Polars to Pandas

Datagrunt gives you rails, not a cage — enough structure to move fast, with no lock-in. Readers return standard, open objects — Polars DataFrames, PyArrow Tables, plain Python dicts, and DuckDB relations — so the moment Datagrunt has parsed your file, you can hand the data to whatever ecosystem your project already uses. Nothing about your downstream code has to change to adopt Datagrunt for ingestion.

Pandas is the most common destination, so this guide shows every path from a Datagrunt reader to a pandas DataFrame. The same idea applies to anything else that speaks Arrow or Python dicts.

Setup

Pandas is intentionally not a Datagrunt dependency — you bring it only if you use it:

uv pip install pandas

Every conversion below works identically from CSVReader, ExcelReader, and ParquetReader.

Path 1: Polars → pandas (the direct route)

to_dataframe() returns a genuine Polars DataFrame, and Polars ships its own to_pandas():

from datagrunt import CSVReader

df = CSVReader('data.csv').to_dataframe().to_pandas()

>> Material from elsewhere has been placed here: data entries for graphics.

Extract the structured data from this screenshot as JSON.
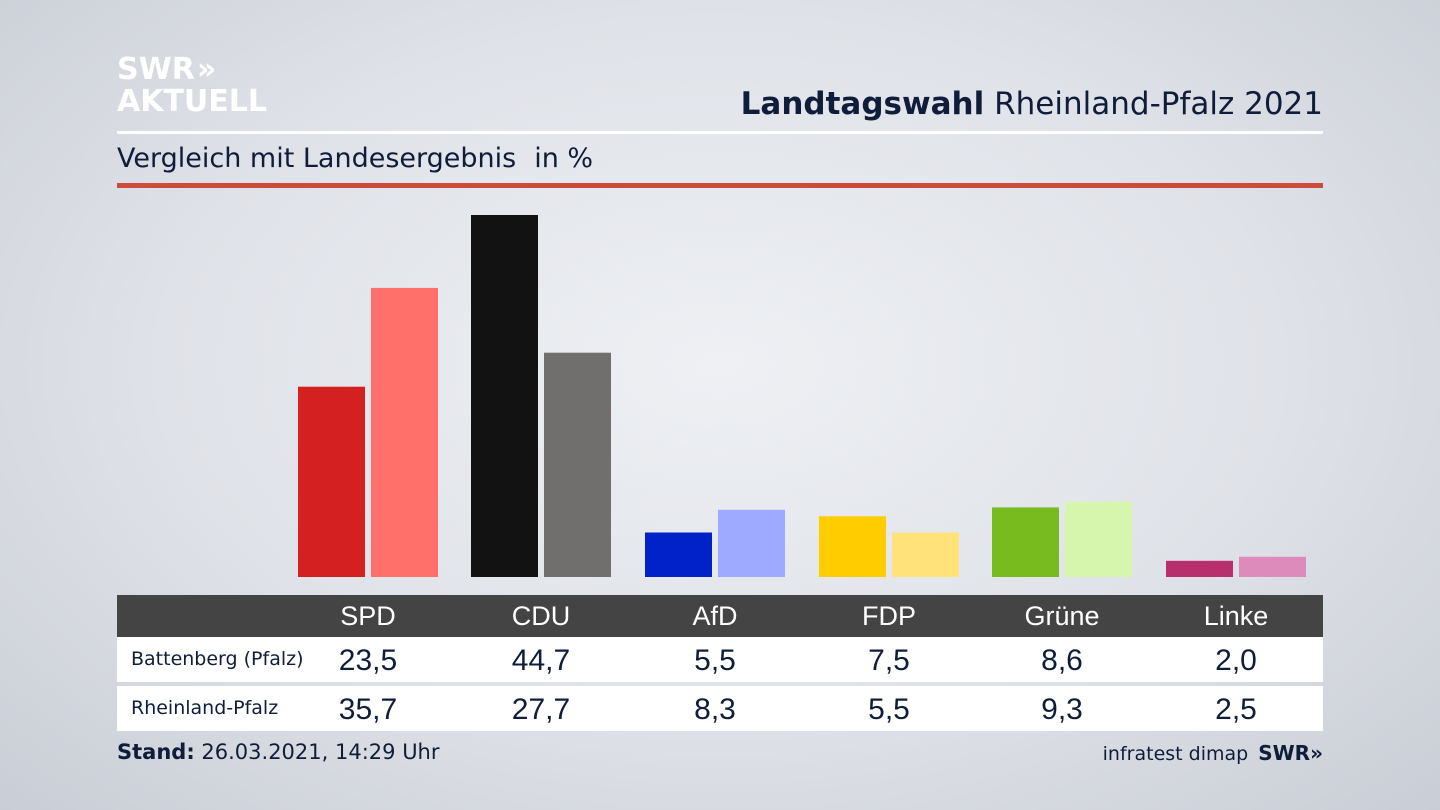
{
  "logo": {
    "line1": "SWR",
    "line2": "AKTUELL",
    "arrows": "»"
  },
  "header": {
    "title_bold": "Landtagswahl",
    "title_rest": "Rheinland-Pfalz 2021"
  },
  "subtitle": {
    "text": "Vergleich mit Landesergebnis",
    "unit": "in %"
  },
  "chart_data": {
    "type": "bar",
    "categories": [
      "SPD",
      "CDU",
      "AfD",
      "FDP",
      "Grüne",
      "Linke"
    ],
    "series": [
      {
        "name": "Battenberg (Pfalz)",
        "values": [
          23.5,
          44.7,
          5.5,
          7.5,
          8.6,
          2.0
        ],
        "colors": [
          "#d42020",
          "#121212",
          "#0022c8",
          "#ffcc00",
          "#78bb1e",
          "#b82f6e"
        ]
      },
      {
        "name": "Rheinland-Pfalz",
        "values": [
          35.7,
          27.7,
          8.3,
          5.5,
          9.3,
          2.5
        ],
        "colors": [
          "#ff706a",
          "#716f6d",
          "#9daaff",
          "#ffe27a",
          "#d6f5ad",
          "#dd8bbb"
        ]
      }
    ],
    "ylim": [
      0,
      44.7
    ],
    "grid": false
  },
  "table": {
    "headers": [
      "SPD",
      "CDU",
      "AfD",
      "FDP",
      "Grüne",
      "Linke"
    ],
    "rows": [
      {
        "label": "Battenberg (Pfalz)",
        "values": [
          "23,5",
          "44,7",
          "5,5",
          "7,5",
          "8,6",
          "2,0"
        ]
      },
      {
        "label": "Rheinland-Pfalz",
        "values": [
          "35,7",
          "27,7",
          "8,3",
          "5,5",
          "9,3",
          "2,5"
        ]
      }
    ]
  },
  "footer": {
    "stand_label": "Stand:",
    "stand_value": "26.03.2021, 14:29 Uhr",
    "source": "infratest dimap",
    "source_logo": "SWR»"
  }
}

For large data, ask for pandas’ Arrow-backed dtypes — the conversion is near zero-copy instead of materializing NumPy arrays:

df = CSVReader('data.csv').to_dataframe().to_pandas(use_pyarrow_extension_array=True)

Path 2: Arrow → pandas (the interchange route)

to_arrow_table() returns a PyArrow Table — Arrow is the lingua franca of the modern data stack, and its to_pandas() is the same one Polars uses under the hood:

from datagrunt import ParquetReader

df = ParquetReader('data.parquet').to_arrow_table().to_pandas()

Prefer this route when pandas is just one stop — the same Table also feeds DuckDB, Spark, Ray, or anything else Arrow-native, without re-reading the file.

Path 3: SQL → pandas (the query route)

query_data() returns a DuckDB relation, which converts to any of the three formats — so you can filter and aggregate in SQL first and only convert the result:

from datagrunt import CSVReader

dg = CSVReader('vehicles.csv', engine='duckdb')
rel = dg.query_data(f"SELECT city, COUNT(*) AS n FROM {dg.db_table} GROUP BY 1")

df_pandas = rel.df()      # pandas DataFrame
df_polars = rel.pl()      # Polars DataFrame
table     = rel.arrow()   # PyArrow Table

See Querying with DuckDB for the full querying guide.

Path 4: dicts → anywhere (the escape hatch)

to_dicts() returns plain Python dictionaries — no library in the middle at all:

import pandas as pd
from datagrunt import ExcelReader

df = pd.DataFrame(ExcelReader('workbook.xlsx').to_dicts(sheet='Products'))

This is the slowest path (it round-trips through Python objects), but it works with literally anything and is handy for small data, tests, and JSON-adjacent code.

Choosing a path

You want Use Why
pandas, simply to_dataframe().to_pandas() One hop, idiomatic.
pandas, big data to_dataframe().to_pandas(use_pyarrow_extension_array=True) Near zero-copy, Arrow-backed dtypes.
pandas + other Arrow consumers to_arrow_table() Read once, feed everything.
pandas after SQL shaping query_data(...).df() Reduce in DuckDB first, convert only the result.
No dependencies at all to_dicts() Plain Python objects.

The reverse trip is just as easy — Datagrunt never holds your data hostage on the way out either: every writer exports to CSV, Excel, JSON, JSONL, and Parquet, all readable by pandas (pd.read_csv, pd.read_parquet, …) or anything else.